Si cette ardeur à poursuivre le vrai doit nous posséder, c’est surtout quand il s’agit des problèmes qui intéressent la conduite des individus et des sociétés ; là c’est une sorte de devoir que de chercher de quel côté est le devoir et de quel côté doit marcher l’humanité. Or, au fond, tout le débat sur les questions morales et sociales, dont nous venons de voir l’importance croissante, peut se ramener dans son principe au débat des partisans de l’intérêt et des partisans de la vertu méritoire, des Epicuriens et de leurs adversaires. — Le devoir proprement dit existe-t-il ? la moralité proprement dite existe-t-elle ? avons-nous du mérite à faire ce que nous croyons le bien ? — Ou en fait, devoir, moralité, mérite sont-ils simplement (comme il y a beaucoup de raisons pour le croire) des expressions plus ou moins figurées, que l’humanité a fini par prendre au sens propre ? Faut-il remplacer le devoir par l’intérêt commun, la moralité par l’instinct, par l’habitude héréditaire ou par le calcul, le mérite de l’action par la jouissance de l’objet même en vue duquel on agissait ? — Telle est dans sa simplicité la question soulevée autrefois par Epicure, qui, après avoir traversé les siècles, répétée comme d’écho en écho par les plus grands esprits, arrive jusqu’à nous et nous demande une réponse. Nous en savons déjà assez sur la morale épicurienne et sur son développement à travers les siècles pour comprendre quelle est la force de ce système : la force ou la faiblesse d’une doctrine philosophique peut se mesurer le plus souvent à sa durée, à sa persistance. Une partie de l’humanité a cru que la vie avait pour but unique l’intérêt ; elle l’a cru sincèrement, elle l’a soutenu courageusement ; une partie de l’humanité le croit et le soutient encore. Si ce n’est pas la toute la vérité, au moins doit-il y avoir là une grande part de la vérité. Une telle doctrine mérite donc l’examen le plus consciencieux.

Les doctrines ont leur vie, comme les individus ; elles naissent, elles croissent, elles s’épanouissent ; elles ont leur fleur de jeunesse, elles ont dans leur maturité la vigueur virile ; elles ont aussi parfois leur déclin, — mais pas toujours, — et il en est qui sont immortelles. Pour bien connaître une doctrine, il est bon de l’avoir accompagnée en quelque sorte dans sa marche et ses progrès, d’avoir vécu avec elle. Comment espérer connaître ceux qu’on ne verrait qu’en passant, en un jour, sous un seul aspect ? Lorsque la doctrine épicurienne se sera déroulée devant nous tout entière, sous toutes ses apparences multiples, alors seulement on pourra espérer la connaître et connaître ce qu’il y a en elle de vrai ou de faux ; alors aussi on pourra essayer de la juger, — jugement qui ne sera jamais sans appel ; car une doctrine a toujours l’avenir devant elle pour se relever au besoin, et ni l’histoire des systèmes ni leur critique ne sont jamais finies.

  1. Diog.

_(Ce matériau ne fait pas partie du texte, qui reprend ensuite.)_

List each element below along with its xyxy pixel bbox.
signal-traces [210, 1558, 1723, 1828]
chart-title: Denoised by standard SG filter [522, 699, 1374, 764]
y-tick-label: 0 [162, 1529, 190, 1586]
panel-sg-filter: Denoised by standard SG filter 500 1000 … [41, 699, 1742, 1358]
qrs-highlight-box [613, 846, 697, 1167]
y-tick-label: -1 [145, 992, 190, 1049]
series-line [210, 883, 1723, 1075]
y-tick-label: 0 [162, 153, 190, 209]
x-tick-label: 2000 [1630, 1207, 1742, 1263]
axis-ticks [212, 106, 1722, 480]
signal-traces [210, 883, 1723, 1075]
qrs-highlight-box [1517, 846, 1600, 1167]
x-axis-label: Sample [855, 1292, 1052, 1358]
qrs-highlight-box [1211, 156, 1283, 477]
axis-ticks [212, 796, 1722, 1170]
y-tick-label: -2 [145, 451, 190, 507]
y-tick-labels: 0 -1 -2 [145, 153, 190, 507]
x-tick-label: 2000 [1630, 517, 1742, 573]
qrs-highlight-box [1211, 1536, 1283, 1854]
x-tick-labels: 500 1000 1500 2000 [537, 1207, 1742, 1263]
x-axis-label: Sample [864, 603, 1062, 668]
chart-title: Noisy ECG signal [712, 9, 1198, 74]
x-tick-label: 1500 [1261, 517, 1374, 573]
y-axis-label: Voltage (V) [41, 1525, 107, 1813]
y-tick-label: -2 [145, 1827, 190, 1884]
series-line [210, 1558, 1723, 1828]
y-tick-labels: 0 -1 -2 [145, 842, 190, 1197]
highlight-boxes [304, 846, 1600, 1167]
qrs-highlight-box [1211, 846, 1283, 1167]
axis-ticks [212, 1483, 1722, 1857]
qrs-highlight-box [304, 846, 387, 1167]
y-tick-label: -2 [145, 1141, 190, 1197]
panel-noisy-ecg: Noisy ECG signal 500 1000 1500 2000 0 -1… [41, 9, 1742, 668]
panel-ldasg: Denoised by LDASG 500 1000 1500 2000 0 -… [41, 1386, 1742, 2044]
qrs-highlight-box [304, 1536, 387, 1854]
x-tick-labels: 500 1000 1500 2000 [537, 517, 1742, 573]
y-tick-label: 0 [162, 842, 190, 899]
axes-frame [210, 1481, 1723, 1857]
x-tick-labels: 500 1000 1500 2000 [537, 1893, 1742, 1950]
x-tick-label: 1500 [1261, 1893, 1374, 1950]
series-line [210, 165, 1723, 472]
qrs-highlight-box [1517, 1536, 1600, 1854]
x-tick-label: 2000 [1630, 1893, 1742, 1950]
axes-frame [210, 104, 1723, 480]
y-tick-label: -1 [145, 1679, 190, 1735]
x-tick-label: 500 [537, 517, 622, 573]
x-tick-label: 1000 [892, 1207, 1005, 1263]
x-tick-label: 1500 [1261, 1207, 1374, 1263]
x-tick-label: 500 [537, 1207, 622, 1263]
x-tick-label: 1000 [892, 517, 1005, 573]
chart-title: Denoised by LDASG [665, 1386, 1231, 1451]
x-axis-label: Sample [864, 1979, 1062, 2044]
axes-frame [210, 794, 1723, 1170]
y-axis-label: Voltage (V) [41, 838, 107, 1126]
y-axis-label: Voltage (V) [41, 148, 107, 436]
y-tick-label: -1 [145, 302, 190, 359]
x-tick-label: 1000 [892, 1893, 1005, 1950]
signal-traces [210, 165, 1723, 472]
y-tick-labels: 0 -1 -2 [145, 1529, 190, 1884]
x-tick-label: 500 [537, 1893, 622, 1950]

Laërt., x, 9.
  2. Voir Cicéron, Tuscul., iv, init. ; Acad., i, 2 ; Lettres fam., xv, 19. — Les premiers écrivains philosophes à Rome furent les épicuriens Amafinius, Rabirius et Catius, — des prosateurs fort médiocres, d’après Cicéron ; — puis vint le grand poète et philosophe Lucrèce.
  3. Tusc., iv, 3. De fin., II, xiv.
  4. Alex., 61.
  5. Confessions, VI, xvi. « Disputabam cum amicis meis Alypio et Nebridio de finibus bonorum et malorum : Epicurum accepturum fuisse palmam in animo meo, nisi ego credidissem post mortem restare animæ vitam et fructus meritorum, quod Epicurus credere noluit. Et quærebam, si essemus immortales et in perpetua corporis voluptate sine ullo amissionis terrore viverernus, cur non essemus beati, aut quid aliud quæreremus ? » — C’était une simple question de temps qui séparait alors Saint Augustin d’Épicure.